Having Joe here was a blessing to us. I feel like I had my "Joe fix", and I hope that will carrie us for few months.
Love, Elis

Yeshua said...

God is all powerful.
God is all loving.
Evil exists.

I'm struggling to find answers in these times of desperation as well. It is a painful process, but our faith is being strengthened as we trust the Lord to walk us through the darkness. If we can get through the difficult process, true, agape love will manifest in our relationship with Christ. You are especially in my prayers this month. Please keep me in yours as well. My faith is being challenged in profound ways and I can't wait to see what the Lord is going to do in all of our lives.

Nate Davis said...

thinking of you guys this month. much love.

Anonymous said...

Karen,your writings are so incredible!Thank you for sharing with all of us this past year.We can see the pain in your faces but even more so your hearts as you share with us! What a blessing that Jo Anne and Sean have made it to 15 years in their marriage!! They definitely need a big congratulations with all they have been thru!! I hope you can feel our arms wrapping around you both with love and prayers especially as you struggle thru this month.
Joyce

Linda Lehmann said...

Karen, you are a beautiful writer. I don't many that can pour their heart out in such lovely word pictures. I am praying for you more intensely this month.
I love reading what you post. It is like as you shine a light into your pain there is a deeply profound comfort that fills me.
I bear my own sadness, I ache for yours and Joes more than I can say. Thank you for letting us 'watch' you walk this road. It is a teaching lived out for all of us. As i read your words, I find myself longing to be more like Jesus, to press in to him more, to run to him better! thank you thank you thank you! I love you guys!

Unknown said...

I don't know what to say, except, "I weep with you", "I pray for you", "I love you", and "I know that you will receive that comfort, that you so desperately need, from Him."

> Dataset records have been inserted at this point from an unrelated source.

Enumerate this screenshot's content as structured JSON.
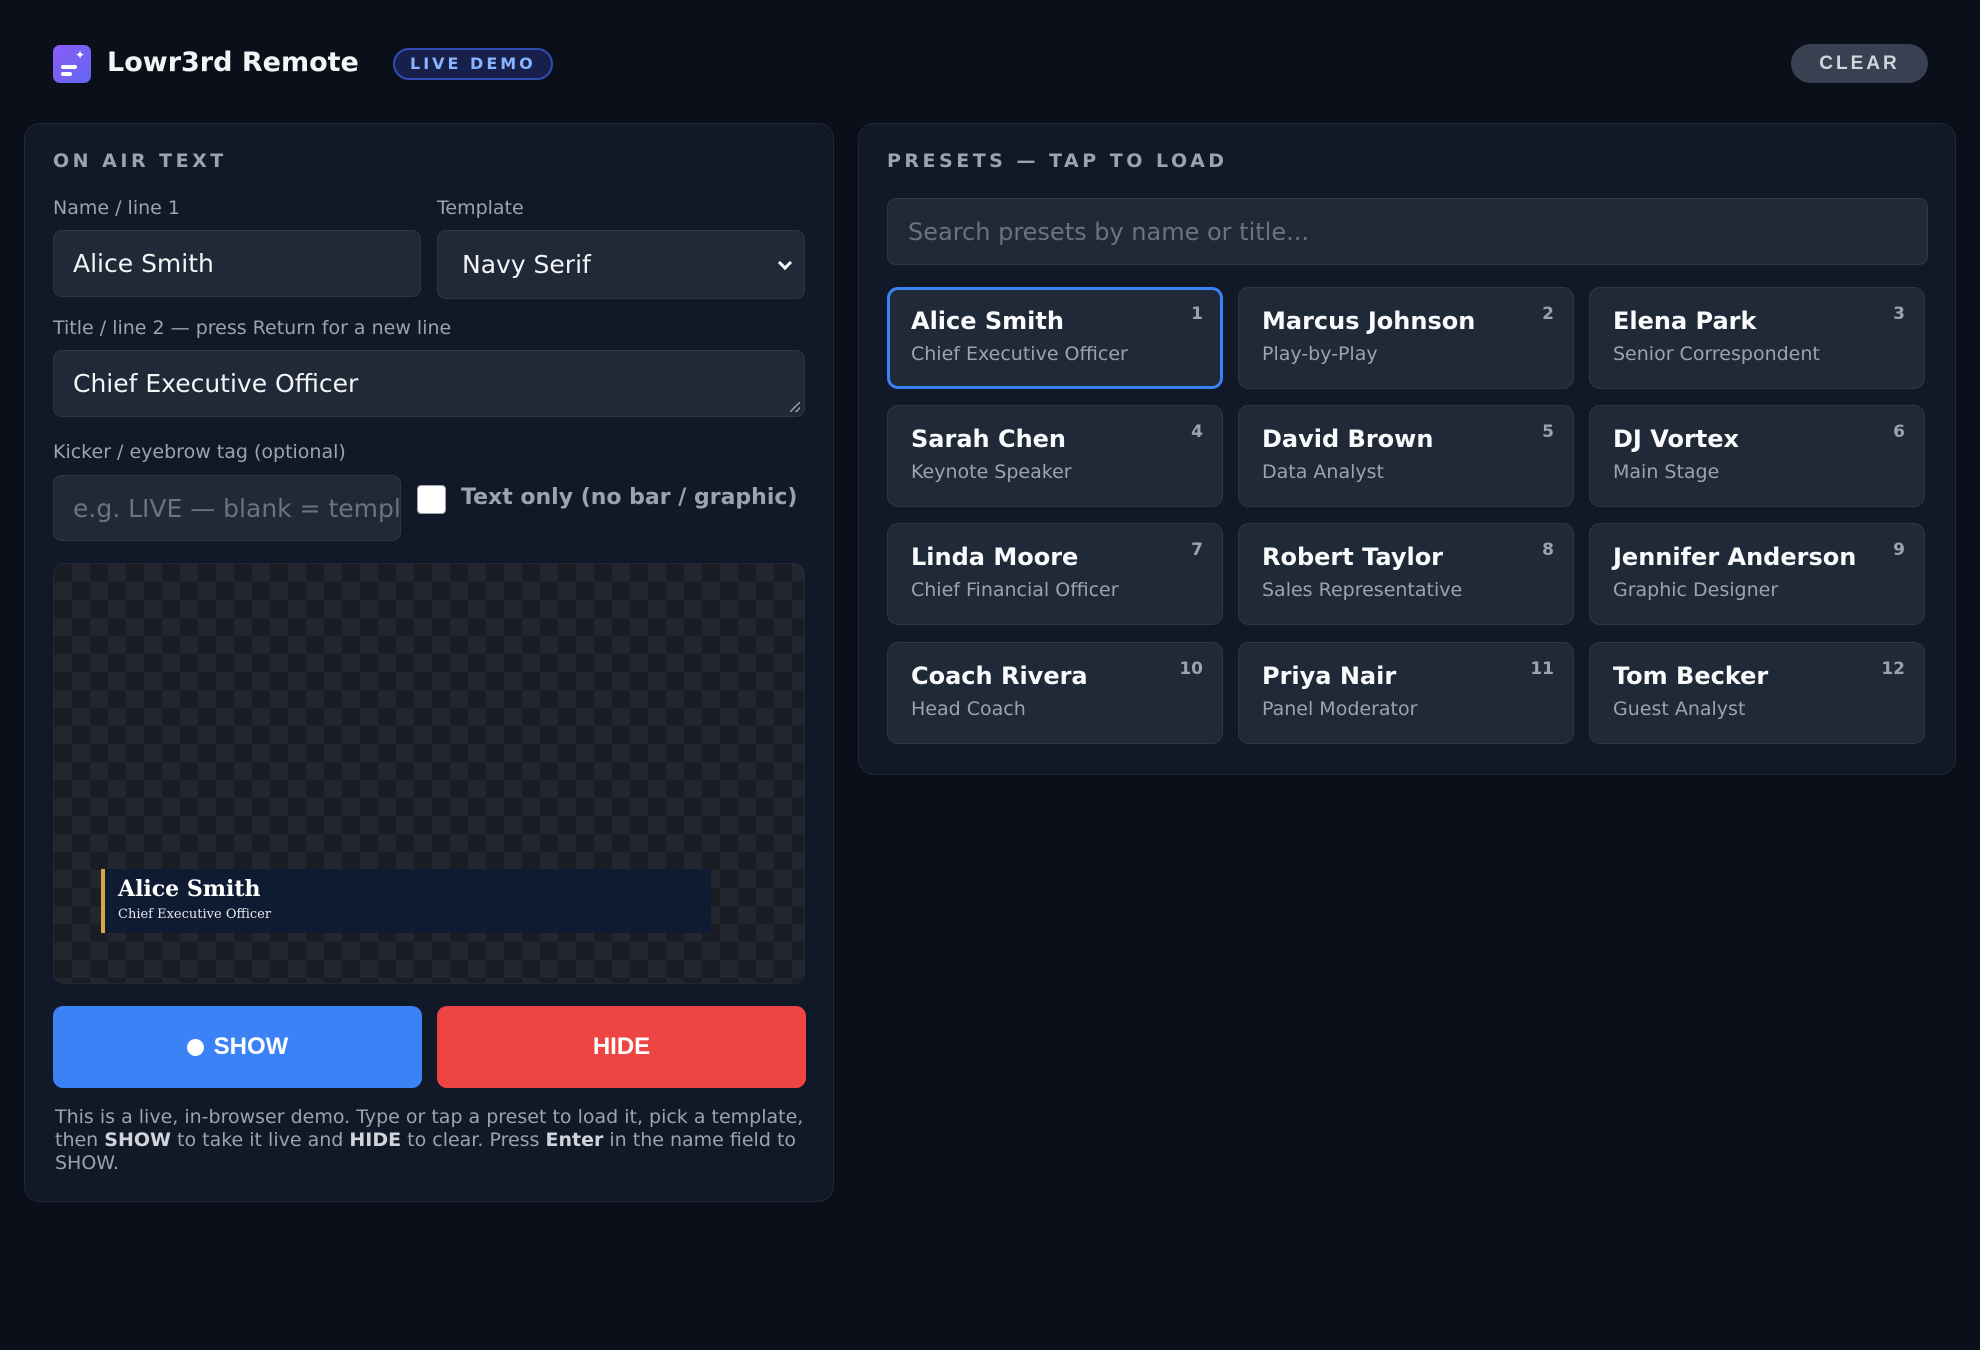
{
  "header": {
    "app_title": "Lowr3rd Remote",
    "badge": "LIVE DEMO",
    "clear_label": "CLEAR"
  },
  "on_air": {
    "section_title": "ON AIR TEXT",
    "name_label": "Name / line 1",
    "name_value": "Alice Smith",
    "template_label": "Template",
    "template_value": "Navy Serif",
    "title_label": "Title / line 2 — press Return for a new line",
    "title_value": "Chief Executive Officer",
    "kicker_label": "Kicker / eyebrow tag (optional)",
    "kicker_placeholder": "e.g. LIVE — blank = templ",
    "text_only_label": "Text only (no bar / graphic)",
    "preview": {
      "name": "Alice Smith",
      "title": "Chief Executive Officer",
      "bar_color": "#0f1b33",
      "accent_color": "#d4a943"
    },
    "show_label": "SHOW",
    "hide_label": "HIDE",
    "help": {
      "t1": "This is a live, in-browser demo. Type or tap a preset to load it, pick a template, then ",
      "b1": "SHOW",
      "t2": " to take it live and ",
      "b2": "HIDE",
      "t3": " to clear. Press ",
      "b3": "Enter",
      "t4": " in the name field to SHOW."
    }
  },
  "presets": {
    "section_title": "PRESETS — TAP TO LOAD",
    "search_placeholder": "Search presets by name or title...",
    "items": [
      {
        "num": "1",
        "name": "Alice Smith",
        "title": "Chief Executive Officer",
        "active": true
      },
      {
        "num": "2",
        "name": "Marcus Johnson",
        "title": "Play-by-Play"
      },
      {
        "num": "3",
        "name": "Elena Park",
        "title": "Senior Correspondent"
      },
      {
        "num": "4",
        "name": "Sarah Chen",
        "title": "Keynote Speaker"
      },
      {
        "num": "5",
        "name": "David Brown",
        "title": "Data Analyst"
      },
      {
        "num": "6",
        "name": "DJ Vortex",
        "title": "Main Stage"
      },
      {
        "num": "7",
        "name": "Linda Moore",
        "title": "Chief Financial Officer"
      },
      {
        "num": "8",
        "name": "Robert Taylor",
        "title": "Sales Representative"
      },
      {
        "num": "9",
        "name": "Jennifer Anderson",
        "title": "Graphic Designer"
      },
      {
        "num": "10",
        "name": "Coach Rivera",
        "title": "Head Coach"
      },
      {
        "num": "11",
        "name": "Priya Nair",
        "title": "Panel Moderator"
      },
      {
        "num": "12",
        "name": "Tom Becker",
        "title": "Guest Analyst"
      }
    ]
  },
  "colors": {
    "accent": "#3b82f6",
    "show": "#3b82f6",
    "hide": "#ef4444"
  }
}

Love, thoughts, prayers, and hugs,

Trish

Anonymous said...

Aloha Karen & Joe,
What can I say our Lord Jesus is DA BOMB!!! tonight is the first time I made myself read your Blog. I have tried to many times, but I always got stuck in the pain and had to quit. Not tonight. HO SISTER YOU AN JOE ROCK IN JESUS. I hope to one day be able to express my stuff like Joe an You.YOU TWO MADE A HUGE DIFFRENCE IN MY LIFE after Paula broke up with me for good! You both just let me rant never judged just loved,listened,led me back to the word and prayed. You always gave me a smile (or a tissue)... THANK YOU PLENTY.
I know you folks are all good in whatever the lord has you doing. I will never forget you two.GOD BLESS YOU AN YOU OHANA!